In November, consumer confidence was measured at 71.5. Today, it is barely above 58. That is a major decline.
This month, the Social Security/FICA tax was hiked on wage-earners. They are becoming pessimistic. They should.
The politicians thought a FICA tax hike was a no-brainer. The economy had recovered. The decrease, which began in 2010, was temporary. So, Congress figured, the tax could go back up without economic repercussions. Wrong!
Consumer confidence governs consumer spending. When they start to worry, they shift from luxuries to necessities. This disrupts economic forecasts. The firms that were selling marginal goods and services get hit. They cut back on hiring. Meanwhile, firms that get more demand do their best to hold down labor costs by adding more work on the backs of increasingly pessimistic workers.
The bloom is off the rose. There was not much of a bloom to start with.
We keep hearing about the American economy as heading into a new phase of growth. Then reality strikes. The predictions regarding the recovery were based on rising consumer confidence. Now that assumption is being called into question. If consumers go into turtle mode, what happens to the recovery?
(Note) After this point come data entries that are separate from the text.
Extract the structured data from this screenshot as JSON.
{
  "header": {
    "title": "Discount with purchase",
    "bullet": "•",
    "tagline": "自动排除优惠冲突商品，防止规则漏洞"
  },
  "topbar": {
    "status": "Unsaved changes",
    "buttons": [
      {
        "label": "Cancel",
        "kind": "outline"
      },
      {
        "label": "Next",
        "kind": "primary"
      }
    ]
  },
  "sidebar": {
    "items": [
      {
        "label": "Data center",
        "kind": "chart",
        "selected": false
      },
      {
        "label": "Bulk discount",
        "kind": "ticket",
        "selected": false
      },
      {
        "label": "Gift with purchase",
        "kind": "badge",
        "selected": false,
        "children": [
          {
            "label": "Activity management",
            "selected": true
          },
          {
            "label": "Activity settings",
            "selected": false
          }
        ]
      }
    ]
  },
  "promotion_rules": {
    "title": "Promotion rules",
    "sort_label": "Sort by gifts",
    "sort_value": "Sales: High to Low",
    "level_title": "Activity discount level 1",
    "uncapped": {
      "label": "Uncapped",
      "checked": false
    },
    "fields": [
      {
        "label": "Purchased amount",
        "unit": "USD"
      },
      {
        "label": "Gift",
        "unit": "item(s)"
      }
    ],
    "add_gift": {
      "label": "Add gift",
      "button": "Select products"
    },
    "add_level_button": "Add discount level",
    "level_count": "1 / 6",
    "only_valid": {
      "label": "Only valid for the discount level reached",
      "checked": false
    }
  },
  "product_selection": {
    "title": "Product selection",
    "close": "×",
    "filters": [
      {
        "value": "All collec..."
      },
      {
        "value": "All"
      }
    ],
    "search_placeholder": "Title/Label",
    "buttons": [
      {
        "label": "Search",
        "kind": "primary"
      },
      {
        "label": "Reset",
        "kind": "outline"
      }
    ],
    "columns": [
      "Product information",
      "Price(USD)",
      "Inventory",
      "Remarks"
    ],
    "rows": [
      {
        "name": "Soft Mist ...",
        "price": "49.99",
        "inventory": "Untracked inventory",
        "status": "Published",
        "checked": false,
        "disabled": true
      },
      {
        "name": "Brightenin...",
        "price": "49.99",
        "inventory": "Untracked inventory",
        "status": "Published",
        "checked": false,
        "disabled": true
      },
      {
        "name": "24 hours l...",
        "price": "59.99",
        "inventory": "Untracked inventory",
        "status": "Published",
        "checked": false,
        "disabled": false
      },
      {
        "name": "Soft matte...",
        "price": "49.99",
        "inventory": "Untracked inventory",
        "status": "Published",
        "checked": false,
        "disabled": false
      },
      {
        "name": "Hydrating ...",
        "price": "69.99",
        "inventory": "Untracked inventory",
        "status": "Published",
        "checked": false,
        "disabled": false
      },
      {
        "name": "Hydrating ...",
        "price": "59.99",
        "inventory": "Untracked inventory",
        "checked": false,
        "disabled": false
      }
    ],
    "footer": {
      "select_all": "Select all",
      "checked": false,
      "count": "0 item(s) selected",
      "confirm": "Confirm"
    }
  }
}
Congress thought that the payroll tax hike would not have immediate negative economic consequences. This is now being called into question, Congress will be tempted to run a larger deficit. The $50 billion Hurricane Sandy bailout was a down payment. Keynesians love deficits. They place their faith in deficits. There will be less resistance to spending projects in Congress by the end of the fiscal year.
A trillion dollars a year adds up. The on-budget deficit will be more than a trillion dollars this year.
Congress does not care. We are on a speeding train. The trestle up ahead is on fire. Engineer Obama and the firemen in Congress do not see it, and they would not care if they did see it.